The problem with chemical rockets is that they are limited to chemical energy, which greatly limits their dV. Even at TL 8 or 9, dV for rocket ships will be limited to a few 10s of km/s.
Nuclear Fission Drive (TL 7+)
These are similar to chemical rockets except that they use a nuclear reactor to heat the reaction mass. As such, they have much greater efficiencies, but can be very dirty. Though they can be built using TL 7 technology, they are often ignored at this point due to the difficulties of radiation shielding and of building a nuclear engine light enough to be practical.
Fission drives have a better delta-v than chemical rockets, but lower thrust.
Nuclear Pulse Drive (TL 7+)
Similar to other nuclear drives at this point, pulse drives suffer from the problem of being potentially highly dangerous due to radioactive contamination. Pulse drives work by throwing small nuclear bombs out the back and detonating them - the energy from each explosion pushes the spacecraft forward.
Though they sound utterly insane, prototypes suggest that the work, and they can provide massive dV and acceleration, allowing travel across the solar system in a matter of weeks. Most cultures don't develop pulse drives at this stage unless there is a very real need for them.
Ion Drives (TL 8+)
Ion drives are a form of electric propulsion that uses some energy source to propel a reaction mass out the back at high speed. These tend to be very mass efficient, having a high Delta V, but also suffer from having very low accelerations. They are useful over long distances, but not so useful around a planet.
Plasma Drive (TL 9+)
These are the first drives to allow a practical form of space travel.
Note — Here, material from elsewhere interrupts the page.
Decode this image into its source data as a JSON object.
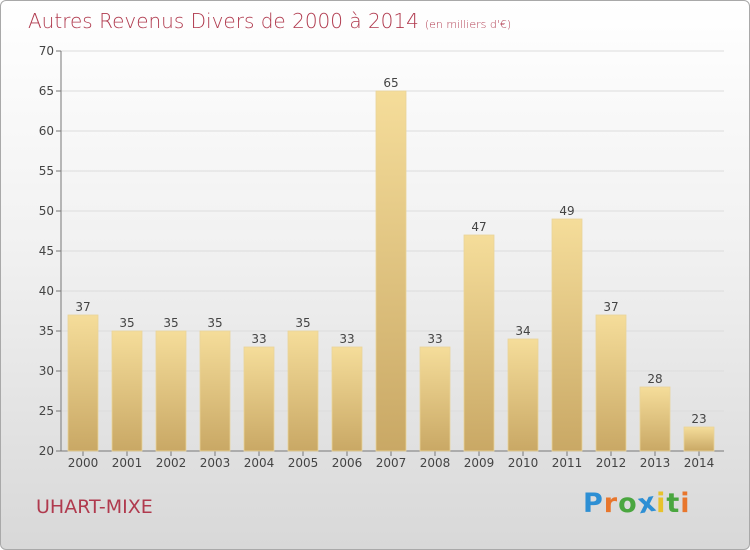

They are lighter and more efficient than the nuclear engines of TL 7, but work in a similar way. A nuclear reactor is used to heat a reaction mass (normally hydrogen or water) to a plasma, and ejects it out of the rear. They are relatively clean, since the reactor elements don't come into contact with the propellant.
Using water as a propellant is cheaper and simpler than hydrogen, but not as efficient.
High Performance Plasma Drive (TL 10+)
These are a refinement on the standard plasma drive, and provide a significantly higher thrust and a modest increase in efficiency. This greatly reduces the size and weight of the drive itself. They also provide a variable thrust mode, which enables them to run at higher efficiency but lower thrust, which is well suited for interplanetary travel.
Plasma Torch (TL 12+)
The plasma torch is the end point of nuclear plasma drives, providing a much higher efficiency over previous designs. Similar to the high performance drive, the plasma torch has variable thrust enabling it to take advantage of high thrust in combat or whilst in orbit, but using a much more efficient cruising mode for interplanetary travel.
Anti-Matter Drive (TL 13+)
Ignoring the slightly problem of shielding, and their tendency to explode if damaged, anti-matter drives are the best reaction drives available.